Our commitment not to torture is contingent - all that is left is to haggle over the price. But notice the number of assumptions that are conveniently built into the ticking bomb scenario. The authorities just happen to know that the bomb will detonate in several hours; there's no way of making the terrorist talk other than with torture; the authorities have captured the culpable terrorist (the "wrongdoer" as Bagaric calls him), who is the only person who knows how to defuse the bomb.
For this reason, the ticking bomb scenario is more appropriate for stumping first year university students than for assessing the legal prohibition on torture.
Notice also that Bagaric's proposal has no logical stopping point. Although he posits that the nefarious terrorist be tortured for the critical information, the person to be tortured need not be culpable at all.
Suppose that the terrorist (because of nerve damage and intense training) is impervious to physical pain. However, authorities have captured the terrorist's beloved 3-year-old child. If the child is tortured in front of the terrorist, then the terrorist will reveal the critical information. Should authorities torture the innocent child?
If one follows Bagaric's utilitarian logic, the answer is yes, assuming that the benefits (lives saved) outweigh the cost (pain inflicted on child plus mental pain inflicted on terrorist).
Bagaric's second argument is an analogy to self-defence: "If we can kill to protect others, it is nonsense to suggest that we can't inflict lesser forms of harm, including torture, to achieve the same result."
The difficulty with this argument is that torture for interrogation is not directly analogous to self-defence.

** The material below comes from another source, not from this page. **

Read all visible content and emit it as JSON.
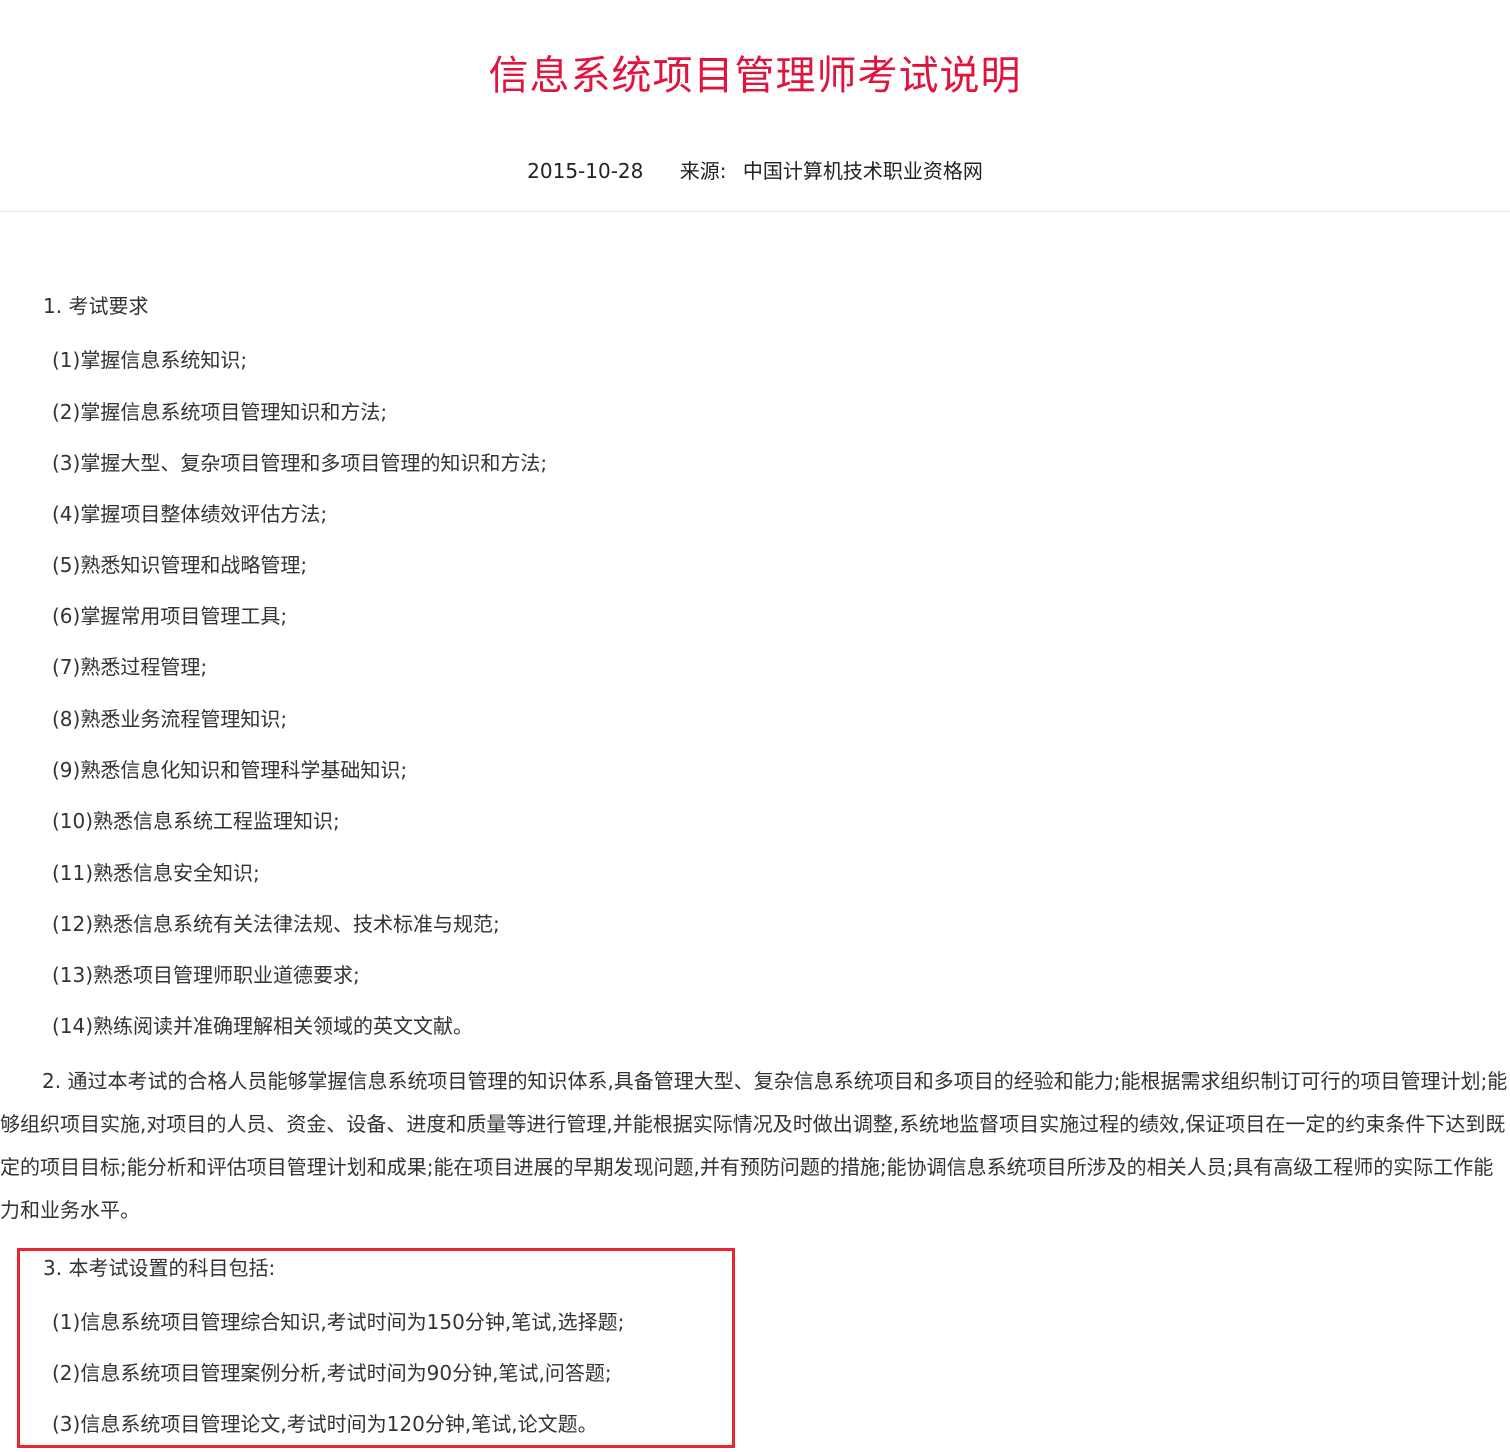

It is true that the law allows the use of deadly force in self-defence, which may include the defence of another. Suppose a knife-wielding assailant attacks me. Fearing for my life, I kill my attacker. My attacker is morally culpable in threatening harm to my life, and my act of killing him is an effective means of saving the life of the victim (me).
Compare this with the terrorist who is strapped down - incapacitated and helpless - in preparation for his torture. It could be said that the terrorist is still in a sense a threat because he refuses to divulge the key to diffusing the bomb. But recall that Bagaric's argument logically justifies the torture of persons other than the terrorist, such as the terrorist's 3-year-old son. This is where the analogy to self-defence fails.
Indeed, advocates of torture implicitly concede this by requiring the number of lives saved to be large. Self-defence, by contrast, does not require this: it is enough that just my life is saved by my killing of the knife-wielding attacker.
The third argument that Bagaric makes is that torture really does work, meaning that it is an effective way of eliciting the truth. Despite Bagaric's claims there is a wealth of evidence that torture works, the number of examples put forward by advocates of interrogational torture is limited.
And some of those examples do not stand up to scrutiny. For instance, Bagaric cites an account of the CIA's interrogation of an al Qaeda member, Abu Zubaydah, which supposedly broke Zubaydah "in less than 35 seconds" with a form of torture known as waterboarding. This is hard to square with the recently disclosed report of the CIA Inspector General, which states that Zubaydah was waterboarded 83 times. Moreover, much of the valuable information Zubaydah provided was actually obtained by the FBI without torture or coercion.
This last point shows that the debate is not really whether torture works or doesn't work. The real question is torture's effectiveness in eliciting the truth relative to other interrogation techniques. The choice is not, as torture advocates often suggest, between torture and sitting on one's hands.
* John Ip is at the University of Auckland Faculty of Law.